The District of Columbia is not a state, it is a federal district. When the Constitution of the United States was adopted in 1787, what is now the District of Columbia was a part of the state of Maryland. In 1791, the District was ceded to the federal government for the purpose of becoming the nation's capital, a district that was to be governed by Congress.
How is DC Different than a State?
The 10th Amendment of the U.S. Constitution specifies that all powers not granted to the federal government are reserved for the states and the people.
Although the District of Columbia has its own municipal government, it receives funding from the federal government and relies on directives from Congress to approve its laws and budget. DC residents have only had the right to vote for the President since 1964 and for the Mayor and city council members since 1973. Unlike states who can appoint their own local judges, the President appoints judges for the District Court. For more information, read DC Government 101 - Things to Know About DC Laws, Agencies and More
Residents (approximately 600,000 people) of the District of Columbia pay full federal and local taxes but lack full democratic representation in the U.S. Senate or the U.S. House of Representatives. Representation in Congress is limited to a non-voting delegate to the House of Representatives and a shadow Senator. In recent years, District residents have been seeking Statehood to gain full voting rights.
They have not yet been successful. Read more about DC Voting Rights
History of the Establishment of the District of Columbia
Between 1776 and 1800, Congress met in several different locations. The Constitution did not select a specific site for the location of the permanent seat of the federal government.
Establishing a federal district was a controversial issue that divided Americans for many years. On July 16, 1790, Congress passed the Residence Act, a law that permitted President George Washington to select a location for the nation’s capital and to appoint three commissioners to oversee its development. Washington selected a ten square mile area of land from property in Maryland and Virginia that lay on both sides of the Potomac River. In 1791, Washington appointed Thomas Johnson, Daniel Carroll, and David Stuart to supervise the planning, design, and acquisition of property in the federal district. The commissioners named the city “Washington” to honor the President.
In 1791, the President appointed Pierre Charles L'Enfant, a French-born American architect and civil engineer, to devise a plan for the new city. The city's layout, a grid centered on the United States Capitol, was set at the top of a hill bounded by the Potomac River, the Eastern Branch (now named the Anacostia River) and Rock Creek. Numbered streets running north-south and east-west formed a grid. Wider diagonal "grand avenues" named after the states of the union crossed the grid. Where these "grand avenues" crossed each other, open spaces in circles and plazas were named after notable Americans.
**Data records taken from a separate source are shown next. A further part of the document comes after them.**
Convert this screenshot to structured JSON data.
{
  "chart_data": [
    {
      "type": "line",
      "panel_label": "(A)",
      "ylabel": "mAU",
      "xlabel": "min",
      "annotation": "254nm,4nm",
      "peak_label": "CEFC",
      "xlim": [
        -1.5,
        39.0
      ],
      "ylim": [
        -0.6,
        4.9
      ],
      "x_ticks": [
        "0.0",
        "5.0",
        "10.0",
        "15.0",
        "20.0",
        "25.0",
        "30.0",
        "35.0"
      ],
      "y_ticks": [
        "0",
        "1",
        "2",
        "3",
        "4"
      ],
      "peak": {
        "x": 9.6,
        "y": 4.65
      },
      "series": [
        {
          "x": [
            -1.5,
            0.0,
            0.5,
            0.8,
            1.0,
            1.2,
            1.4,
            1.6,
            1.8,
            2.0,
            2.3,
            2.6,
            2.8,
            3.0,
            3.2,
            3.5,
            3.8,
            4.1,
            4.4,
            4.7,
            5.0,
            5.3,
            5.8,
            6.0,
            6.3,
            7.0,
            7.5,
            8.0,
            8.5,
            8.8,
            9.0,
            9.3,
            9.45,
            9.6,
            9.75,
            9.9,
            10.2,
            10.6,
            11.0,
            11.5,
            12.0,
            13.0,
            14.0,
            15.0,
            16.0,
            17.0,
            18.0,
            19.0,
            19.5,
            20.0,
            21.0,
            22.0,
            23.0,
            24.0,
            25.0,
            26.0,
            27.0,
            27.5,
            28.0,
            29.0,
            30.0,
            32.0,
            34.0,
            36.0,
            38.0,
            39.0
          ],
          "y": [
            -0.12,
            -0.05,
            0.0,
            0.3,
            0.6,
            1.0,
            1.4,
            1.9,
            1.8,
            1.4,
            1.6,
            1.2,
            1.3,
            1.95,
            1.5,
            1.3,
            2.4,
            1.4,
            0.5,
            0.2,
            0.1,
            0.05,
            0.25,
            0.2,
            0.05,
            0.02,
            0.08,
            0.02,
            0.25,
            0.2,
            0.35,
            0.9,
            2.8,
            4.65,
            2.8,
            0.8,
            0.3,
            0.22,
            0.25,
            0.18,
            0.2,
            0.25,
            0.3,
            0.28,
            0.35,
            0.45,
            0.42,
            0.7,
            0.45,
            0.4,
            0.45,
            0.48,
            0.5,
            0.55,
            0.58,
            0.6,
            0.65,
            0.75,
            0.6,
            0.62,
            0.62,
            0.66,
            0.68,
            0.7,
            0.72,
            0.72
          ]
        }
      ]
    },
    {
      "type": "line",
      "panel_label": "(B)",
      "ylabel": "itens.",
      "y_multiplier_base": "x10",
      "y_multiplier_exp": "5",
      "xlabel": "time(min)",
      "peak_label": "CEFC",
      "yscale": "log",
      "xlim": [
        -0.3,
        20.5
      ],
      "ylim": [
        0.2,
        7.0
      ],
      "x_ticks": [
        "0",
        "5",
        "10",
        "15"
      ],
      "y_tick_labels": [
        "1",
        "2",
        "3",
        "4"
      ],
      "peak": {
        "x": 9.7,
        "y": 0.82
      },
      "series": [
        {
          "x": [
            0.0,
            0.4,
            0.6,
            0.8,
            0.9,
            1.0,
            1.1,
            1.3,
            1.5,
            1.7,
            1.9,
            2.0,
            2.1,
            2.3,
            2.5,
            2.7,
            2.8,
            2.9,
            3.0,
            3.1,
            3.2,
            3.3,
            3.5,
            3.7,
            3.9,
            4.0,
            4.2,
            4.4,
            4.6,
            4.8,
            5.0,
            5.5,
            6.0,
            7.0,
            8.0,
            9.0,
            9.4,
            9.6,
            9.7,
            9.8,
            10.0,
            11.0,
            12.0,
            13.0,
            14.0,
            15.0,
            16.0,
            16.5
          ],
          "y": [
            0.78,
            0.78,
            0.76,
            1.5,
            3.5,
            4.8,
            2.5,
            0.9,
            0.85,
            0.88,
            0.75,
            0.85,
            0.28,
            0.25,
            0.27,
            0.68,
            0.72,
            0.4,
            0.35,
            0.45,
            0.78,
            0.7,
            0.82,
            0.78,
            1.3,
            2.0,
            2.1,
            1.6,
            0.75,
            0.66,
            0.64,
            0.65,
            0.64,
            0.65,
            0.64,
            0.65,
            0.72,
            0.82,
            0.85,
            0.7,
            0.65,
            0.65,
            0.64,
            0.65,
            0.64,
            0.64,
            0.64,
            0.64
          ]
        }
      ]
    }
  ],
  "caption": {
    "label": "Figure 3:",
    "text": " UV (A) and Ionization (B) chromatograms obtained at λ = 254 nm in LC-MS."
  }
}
The seat of government was moved to the new city in 1800. The District of Columbia and unincorporated rural areas of District were governed by a 3-member Board of Commissioners. In 1802, Congress abolished the Board of Commissioners, incorporated Washington City, and established a limited self- government with a mayor appointed by the President and an elected twelve-member city council. In 1878, Congress passed the Organic Act providing for 3 Presidentially-appointed commissioners, payment of half of the District's annual budget with Congressional approval and any contract over $1,000 for public works. Congress passed the District of Columbia Self-Government and Governmental Reorganization Act in 1973 establishing the current system for an elected mayor and a 13-member Council with legislative authority with restrictions that can be vetoed by Congress.